Aucune statistique officielle n’est encore disponible. Les opérateurs touristiques se disent satisfaits des mois de juillet et août.

La haute saison, la période incluant les mois de juillet et août, a été très profitable pour les opérateurs touristiques. Les professionnels du voyage font savoir que les sites touristiques de l’île ont été envahis par les touristes durant ces deux derniers mois. «Malgré, une conjoncture internationale assez difficile, on peut dire que Madagascar a trouvé son compte pour ce qui concerne les mois de juillet et août», devait indiquer un responsable de tour opérateur de la place.

Plus de peur…

Positifs, les opérateurs touristiques le sont. «Nous craignions que la crise mondiale qui planait à l’échelle planétaire allait causer des dégâts dans le secteur touristique mais nous avions plus de peur que de mal», confie notre interlocuteur. Celui-ci ira même jusqu’à dire que les perturbations venaient plutôt du chamboulement des vols de la compagnie aérienne Air Madagascar, plutôt que de la crise mondiale. En effet, certains professionnels se sont plaints des impacts des annulations de vols du transporteur aérien durant les six premiers mois de l’année. Cela avait entraîné des annulations de réservation des clients de certains tours opérateurs.
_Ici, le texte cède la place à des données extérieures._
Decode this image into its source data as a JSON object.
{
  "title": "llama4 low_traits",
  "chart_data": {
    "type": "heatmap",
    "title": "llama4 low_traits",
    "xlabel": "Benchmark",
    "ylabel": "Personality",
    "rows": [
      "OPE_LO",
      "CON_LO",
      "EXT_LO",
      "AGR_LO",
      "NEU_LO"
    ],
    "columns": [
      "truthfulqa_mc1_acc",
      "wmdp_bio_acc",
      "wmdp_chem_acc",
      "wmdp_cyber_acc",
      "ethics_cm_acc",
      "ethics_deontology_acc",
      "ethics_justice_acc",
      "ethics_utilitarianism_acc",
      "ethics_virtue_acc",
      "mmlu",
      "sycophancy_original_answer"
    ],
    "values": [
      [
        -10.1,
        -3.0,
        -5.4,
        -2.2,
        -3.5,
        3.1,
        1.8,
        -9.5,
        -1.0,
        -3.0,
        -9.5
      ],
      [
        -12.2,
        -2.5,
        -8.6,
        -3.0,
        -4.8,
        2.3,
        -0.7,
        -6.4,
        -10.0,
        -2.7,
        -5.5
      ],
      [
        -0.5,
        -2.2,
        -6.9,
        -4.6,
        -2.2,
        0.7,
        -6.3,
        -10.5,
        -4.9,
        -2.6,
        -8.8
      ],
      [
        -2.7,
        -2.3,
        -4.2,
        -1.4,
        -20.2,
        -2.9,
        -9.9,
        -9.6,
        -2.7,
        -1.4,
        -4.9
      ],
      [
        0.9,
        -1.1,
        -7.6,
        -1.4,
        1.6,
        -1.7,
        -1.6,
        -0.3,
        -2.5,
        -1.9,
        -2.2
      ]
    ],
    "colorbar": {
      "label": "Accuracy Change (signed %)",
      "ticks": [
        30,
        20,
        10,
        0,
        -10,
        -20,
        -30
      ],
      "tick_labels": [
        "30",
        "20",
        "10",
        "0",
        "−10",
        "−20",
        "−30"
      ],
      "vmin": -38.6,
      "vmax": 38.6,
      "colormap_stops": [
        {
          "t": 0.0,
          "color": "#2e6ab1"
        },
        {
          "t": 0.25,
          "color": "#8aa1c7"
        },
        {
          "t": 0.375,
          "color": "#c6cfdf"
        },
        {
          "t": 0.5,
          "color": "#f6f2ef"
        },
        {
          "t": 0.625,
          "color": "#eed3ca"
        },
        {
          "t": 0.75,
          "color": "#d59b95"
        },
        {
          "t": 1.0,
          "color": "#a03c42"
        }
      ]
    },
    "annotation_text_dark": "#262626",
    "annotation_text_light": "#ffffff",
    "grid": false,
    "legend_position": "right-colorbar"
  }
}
Mais dans la globalité, les sites touristiques du pays ont tous connu un bon niveau de fréquentation. Isalo, le parc national qui attire chaque année le plus de visiteurs a connu une excellente haute saison. De même, les opérateurs touristiques des autres sites comme Nosy-Be ; Morondava… n’avaient pas chômé durant la période de juillet et août. Mais le mérite revient à l’île Sainte-Marie, qui malgré les dégâts causés par le passage du cyclone Yvan, a vécu une saison touristique respectable. On peut dire que cette destination touristique très prisée pour ses baleines à bosse, a réussi à faire oublier les six premiers mois de l’année pendant lesquels, les promoteurs hôteliers n’avaient fait que reconstruire leurs établissements. Qui aurait cru que Sainte-Marie allait se relever aussi vite ? Le problème pour cette petite île située à l’est de la Grande Ile est la campagne de désinformation dont elle fut victime.

Bien que nous ayons déjà tout fait pour reconstruire Sainte-Marie, certaines personnes s’amusaient à véhiculer des informations visant à faire reculer les touristes», s’est plaint un hôtelier. Mais tout est bien qui finit bien, Nosy Boraha est de nouveau sur les rails.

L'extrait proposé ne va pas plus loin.